18.08.2016 – 15:35
Nuovi risultati dalle ricerche genetiche svolte sull’attrezzatura e gli abiti dell’Uomo venuto dal ghiaccio
Negli ultimi 25 anni sono stati fatti diversi tentativi di determinare le specie animali utilizzate dall’Uomo venuti dal ghiaccio per la realizzazione della sua attrezzatura – un percorso che ci mostra, fra l’altro, l’incredibile sviluppo degli strumenti di ricerca scientifica negli ultimi decenni.
Nel 1992 Joachim Lange pubblicava i risultati preliminari delle sue ricerche al microscopio sui resti di pelliccia rinvenuti con Ötzi. Nello stesso anno anche Willy Groenmann van Waateringe analizzava i resti di pelle al microscopio, fornendo una prima determinazione delle specie animali coinvolte.
A queste prime ricerche, basate sull’osservazione della struttura superficiale dei resti in pelle e pelliccia, fecero seguito i primi tentativi di studio attraverso l’uso di biotecnologie. Nel 2012, un gruppo di ricercatori di Saarbrücken guidati da Klaus Hollemeyer, partendo dall’analisi dei peptidi (PMFS), determinò la quantità di cheratina e collagene contenuta nei campioni e di conseguenza le specie. Nello stesso anno Cristina Olivieri compì le prime analisi genetiche (DNA mitocondriale) su piccoli resti di pelliccia appartenenti al ritrovamento, che non venivano però collegati a nessun capo d’abbigliamento in particolare.

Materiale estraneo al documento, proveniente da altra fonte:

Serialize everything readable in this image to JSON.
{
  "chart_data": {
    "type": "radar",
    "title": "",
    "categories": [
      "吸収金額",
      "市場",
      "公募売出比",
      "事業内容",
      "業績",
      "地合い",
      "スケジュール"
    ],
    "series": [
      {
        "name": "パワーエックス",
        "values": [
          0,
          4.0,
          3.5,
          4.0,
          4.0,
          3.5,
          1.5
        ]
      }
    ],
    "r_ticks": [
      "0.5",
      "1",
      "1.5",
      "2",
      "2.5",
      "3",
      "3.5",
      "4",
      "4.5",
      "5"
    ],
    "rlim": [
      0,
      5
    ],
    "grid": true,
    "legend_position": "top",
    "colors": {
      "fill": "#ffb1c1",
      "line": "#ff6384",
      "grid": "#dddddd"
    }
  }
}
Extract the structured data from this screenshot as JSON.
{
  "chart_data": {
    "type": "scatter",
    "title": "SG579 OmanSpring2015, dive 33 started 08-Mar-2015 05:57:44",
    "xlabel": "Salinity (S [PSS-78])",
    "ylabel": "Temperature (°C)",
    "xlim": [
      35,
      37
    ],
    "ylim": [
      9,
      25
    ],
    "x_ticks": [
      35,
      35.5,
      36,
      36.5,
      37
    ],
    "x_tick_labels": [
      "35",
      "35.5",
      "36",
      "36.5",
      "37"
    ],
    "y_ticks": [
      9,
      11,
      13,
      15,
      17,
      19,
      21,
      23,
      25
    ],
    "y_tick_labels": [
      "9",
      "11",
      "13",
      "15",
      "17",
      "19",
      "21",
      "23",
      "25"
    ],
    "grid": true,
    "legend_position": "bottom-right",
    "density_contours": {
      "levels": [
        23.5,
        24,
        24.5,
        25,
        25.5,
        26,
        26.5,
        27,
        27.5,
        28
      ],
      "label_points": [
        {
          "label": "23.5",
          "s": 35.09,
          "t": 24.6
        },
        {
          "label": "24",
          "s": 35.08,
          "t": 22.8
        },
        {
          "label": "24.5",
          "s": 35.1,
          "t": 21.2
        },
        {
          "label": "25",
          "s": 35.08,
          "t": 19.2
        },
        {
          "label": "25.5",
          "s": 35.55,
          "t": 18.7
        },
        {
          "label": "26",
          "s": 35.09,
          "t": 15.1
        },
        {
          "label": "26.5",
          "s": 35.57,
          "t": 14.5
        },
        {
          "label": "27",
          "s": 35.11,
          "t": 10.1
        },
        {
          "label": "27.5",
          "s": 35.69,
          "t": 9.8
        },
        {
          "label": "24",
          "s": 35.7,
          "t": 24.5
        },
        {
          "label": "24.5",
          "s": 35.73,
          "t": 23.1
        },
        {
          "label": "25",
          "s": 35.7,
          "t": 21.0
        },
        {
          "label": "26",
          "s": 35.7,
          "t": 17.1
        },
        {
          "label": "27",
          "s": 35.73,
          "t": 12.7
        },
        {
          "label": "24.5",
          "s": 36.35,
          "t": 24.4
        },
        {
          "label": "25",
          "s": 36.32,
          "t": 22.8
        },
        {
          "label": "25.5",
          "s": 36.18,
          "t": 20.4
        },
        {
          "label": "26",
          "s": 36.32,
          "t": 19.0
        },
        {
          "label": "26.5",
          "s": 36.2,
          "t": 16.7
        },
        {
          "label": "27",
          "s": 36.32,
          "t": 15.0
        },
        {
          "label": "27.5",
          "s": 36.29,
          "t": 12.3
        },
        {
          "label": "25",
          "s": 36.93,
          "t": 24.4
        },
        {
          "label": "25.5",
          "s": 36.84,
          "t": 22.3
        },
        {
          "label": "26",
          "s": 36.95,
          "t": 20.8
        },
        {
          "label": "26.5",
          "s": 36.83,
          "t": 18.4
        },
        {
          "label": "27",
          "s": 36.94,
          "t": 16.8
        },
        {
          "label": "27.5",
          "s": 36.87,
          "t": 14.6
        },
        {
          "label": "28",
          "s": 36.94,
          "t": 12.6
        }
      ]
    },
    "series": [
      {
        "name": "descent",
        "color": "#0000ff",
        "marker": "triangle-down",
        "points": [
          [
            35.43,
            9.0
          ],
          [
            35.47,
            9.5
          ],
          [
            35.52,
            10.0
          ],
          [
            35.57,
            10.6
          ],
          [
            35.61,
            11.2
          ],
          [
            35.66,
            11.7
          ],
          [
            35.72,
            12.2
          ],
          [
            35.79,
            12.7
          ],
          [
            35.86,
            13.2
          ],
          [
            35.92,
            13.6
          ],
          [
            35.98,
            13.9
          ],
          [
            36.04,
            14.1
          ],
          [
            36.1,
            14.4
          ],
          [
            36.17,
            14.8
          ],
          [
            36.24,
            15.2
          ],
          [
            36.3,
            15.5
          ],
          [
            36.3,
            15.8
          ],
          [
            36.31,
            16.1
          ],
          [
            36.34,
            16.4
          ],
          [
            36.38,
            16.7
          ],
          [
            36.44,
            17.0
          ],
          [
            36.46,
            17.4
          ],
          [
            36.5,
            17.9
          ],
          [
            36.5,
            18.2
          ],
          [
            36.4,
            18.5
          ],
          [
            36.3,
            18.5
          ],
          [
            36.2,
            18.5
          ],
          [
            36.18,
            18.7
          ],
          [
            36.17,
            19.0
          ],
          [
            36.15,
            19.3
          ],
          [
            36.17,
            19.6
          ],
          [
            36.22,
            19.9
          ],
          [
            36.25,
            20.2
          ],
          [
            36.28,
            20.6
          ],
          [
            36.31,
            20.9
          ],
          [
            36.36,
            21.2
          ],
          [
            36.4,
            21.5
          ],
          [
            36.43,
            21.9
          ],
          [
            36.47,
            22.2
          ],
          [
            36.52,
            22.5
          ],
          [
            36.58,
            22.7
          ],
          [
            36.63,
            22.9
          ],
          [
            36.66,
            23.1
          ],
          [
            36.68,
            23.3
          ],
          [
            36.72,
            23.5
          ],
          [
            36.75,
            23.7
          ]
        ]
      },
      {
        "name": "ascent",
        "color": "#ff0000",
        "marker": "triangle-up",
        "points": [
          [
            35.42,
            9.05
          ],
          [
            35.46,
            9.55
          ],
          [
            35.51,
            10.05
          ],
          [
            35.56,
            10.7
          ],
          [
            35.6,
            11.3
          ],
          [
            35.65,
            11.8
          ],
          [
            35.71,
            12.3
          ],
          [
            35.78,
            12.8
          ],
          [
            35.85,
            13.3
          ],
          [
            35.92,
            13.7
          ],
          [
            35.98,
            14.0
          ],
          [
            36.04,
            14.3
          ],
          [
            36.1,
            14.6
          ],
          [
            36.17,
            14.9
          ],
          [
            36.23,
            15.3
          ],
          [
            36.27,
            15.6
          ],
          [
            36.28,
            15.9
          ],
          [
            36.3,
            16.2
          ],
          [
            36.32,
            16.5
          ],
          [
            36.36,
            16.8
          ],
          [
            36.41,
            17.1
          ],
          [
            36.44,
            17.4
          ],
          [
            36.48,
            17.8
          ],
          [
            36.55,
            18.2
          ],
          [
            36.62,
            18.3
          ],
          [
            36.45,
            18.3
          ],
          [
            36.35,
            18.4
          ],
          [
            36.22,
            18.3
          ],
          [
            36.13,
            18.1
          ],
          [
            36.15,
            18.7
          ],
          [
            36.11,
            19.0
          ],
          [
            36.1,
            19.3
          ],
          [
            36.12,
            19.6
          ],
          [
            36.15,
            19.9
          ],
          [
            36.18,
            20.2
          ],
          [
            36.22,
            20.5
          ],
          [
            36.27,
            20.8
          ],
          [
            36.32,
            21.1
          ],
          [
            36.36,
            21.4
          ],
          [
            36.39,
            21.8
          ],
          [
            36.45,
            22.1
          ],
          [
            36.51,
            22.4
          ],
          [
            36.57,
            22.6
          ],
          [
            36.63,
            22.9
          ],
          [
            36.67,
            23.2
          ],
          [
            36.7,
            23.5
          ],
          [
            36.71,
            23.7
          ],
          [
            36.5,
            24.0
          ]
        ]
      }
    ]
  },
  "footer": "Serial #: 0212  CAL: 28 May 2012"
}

Un team di ricerca dell’Istituto per le Mummie e l’Iceman dell’EURAC, sotto la guida di Niall J. O’Sullivan, presenta oggi i nuovi risultati raggiunti attraverso le analisi genetiche di alcuni campioni provenienti dal complesso dei reperti dell’Uomo venuto dal ghiaccio. Si tratta dell’analisi di nove campioni di pelle e pelliccia e della determinazione del loro DNA mitocondriale.
Le novità:
– la faretra dell’Uomo venuto dal ghiaccio non è stata costruita, come finora ipotizzato, in pelle di camoscio, bensì in pelliccia o pelle di capriolo. Frank Maixner, del team di ricerca, sottolinea comunque il fatto che allo stato delle conoscenze il risultato si può riferire solo al campione prelevato, non necessariamente a tutto il manufatto. Non è dunque escluso che alcune parti della faretra possano essere state realizzate anche in pelle di camoscio;
– anche il campione prelevato dal perizoma ha dato nuovi risultati: finora si era ipotizzata pelle di capra, ora dipecora;
– un laccio delle scarpe è stato realizzato in pelle bovina.
Oltre alla determinazione delle specie coinvolte nella realizzazione dei capi d’abbigliamento e dell’attrezzatura, queste ricerche genetiche ci offrono la possibilità di approfondire la nostra conoscenza della storia della domesticazione, una storia che all’epoca dell’Uomo venuto dal ghiaccio (più di 5.000 anni fa) era cominciata ormai da lungo tempo. Gli aplogruppi degli animali domestici rilevati nei resti di pelle, appartengono per es. a popolazioni animali ancora diffuse sul territorio europeo. La pelliccia del cappello di Ötzi, appartiene, invece, a un orso bruno di una linea di discendenza proveniente dall’Europa occidentale.
Questi primi risultati ci mostrano chiaramente, quanto le ricerche genetiche svolte su reperti archeologici possano contribuire ad ampliare ed approfondire le conoscenze sul nostro passato. I risultati completi della ricerca verranno presentati all’interno del convegno „Ötzi: 25 anni di ricerca“, che si terrà a Bolzano dal 19.-21.9.2016.